Your AI model can only hold a certain amount of conversation history in its active memory—once you exceed that limit, earlier messages are discarded, which is why long chats sometimes lose track of early context. Understanding this constraint helps you structure conversations so key information stays available.
A context window is the amount of conversation history an AI can "see" and remember in a single chat session. It's like the AI's working memory—everything within the window is available to reference, but anything outside it is forgotten.
Think of it like a conversation in a crowded room. You can clearly hear what someone said five minutes ago, but what they said an hour ago? You'd need them to remind you. That's how context windows work. Each AI tool has a different window size, measured in "tokens" (roughly equivalent to words).

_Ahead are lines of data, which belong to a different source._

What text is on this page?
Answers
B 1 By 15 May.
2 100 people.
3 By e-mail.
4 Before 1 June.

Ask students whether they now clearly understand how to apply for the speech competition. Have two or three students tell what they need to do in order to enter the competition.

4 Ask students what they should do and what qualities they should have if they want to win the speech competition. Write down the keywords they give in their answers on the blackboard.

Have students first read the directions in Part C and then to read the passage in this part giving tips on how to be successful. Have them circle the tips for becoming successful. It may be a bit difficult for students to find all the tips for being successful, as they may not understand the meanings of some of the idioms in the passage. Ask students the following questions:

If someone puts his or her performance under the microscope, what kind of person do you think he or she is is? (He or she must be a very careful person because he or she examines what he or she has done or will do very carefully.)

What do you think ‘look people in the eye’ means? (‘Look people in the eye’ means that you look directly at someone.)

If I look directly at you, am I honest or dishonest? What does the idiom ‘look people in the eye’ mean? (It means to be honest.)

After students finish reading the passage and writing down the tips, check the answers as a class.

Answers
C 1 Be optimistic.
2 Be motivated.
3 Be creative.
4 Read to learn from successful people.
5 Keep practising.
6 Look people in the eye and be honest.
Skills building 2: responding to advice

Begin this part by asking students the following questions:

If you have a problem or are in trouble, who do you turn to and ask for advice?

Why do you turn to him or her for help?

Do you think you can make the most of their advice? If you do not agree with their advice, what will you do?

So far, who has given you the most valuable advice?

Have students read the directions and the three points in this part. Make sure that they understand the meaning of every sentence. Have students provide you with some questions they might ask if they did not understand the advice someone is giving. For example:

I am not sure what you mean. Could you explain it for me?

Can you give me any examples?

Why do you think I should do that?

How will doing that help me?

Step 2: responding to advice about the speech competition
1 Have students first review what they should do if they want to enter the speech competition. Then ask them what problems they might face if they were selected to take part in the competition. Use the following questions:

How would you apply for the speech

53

If you're having a long conversation with an AI and it suddenly forgets something you mentioned early on, you've hit the edge of its context window. It's not that the AI is bad—it's a technical limitation. Most casual users won't hit this limit in normal conversations, but if you're working on a big project or compiling feedback over many messages, you might.
Different AI tools have different window sizes. ChatGPT's standard version holds roughly 4,000 tokens (about 3,000 words). Claude can handle much more—100,000 tokens or more in some versions. Google Gemini and other tools fall somewhere in between.
The good news? Even with limits, you can work around them. You have control. If the AI seems to forget something important, you can always remind it by pasting the relevant part of the earlier conversation back in.
Try this: Next time you're in a long conversation with an AI, ask it "What do you know about [topic we discussed earlier]?" to see what it actually remembers. If it struggles, paste your earlier message back in and ask again. You'll quickly feel where the boundaries are.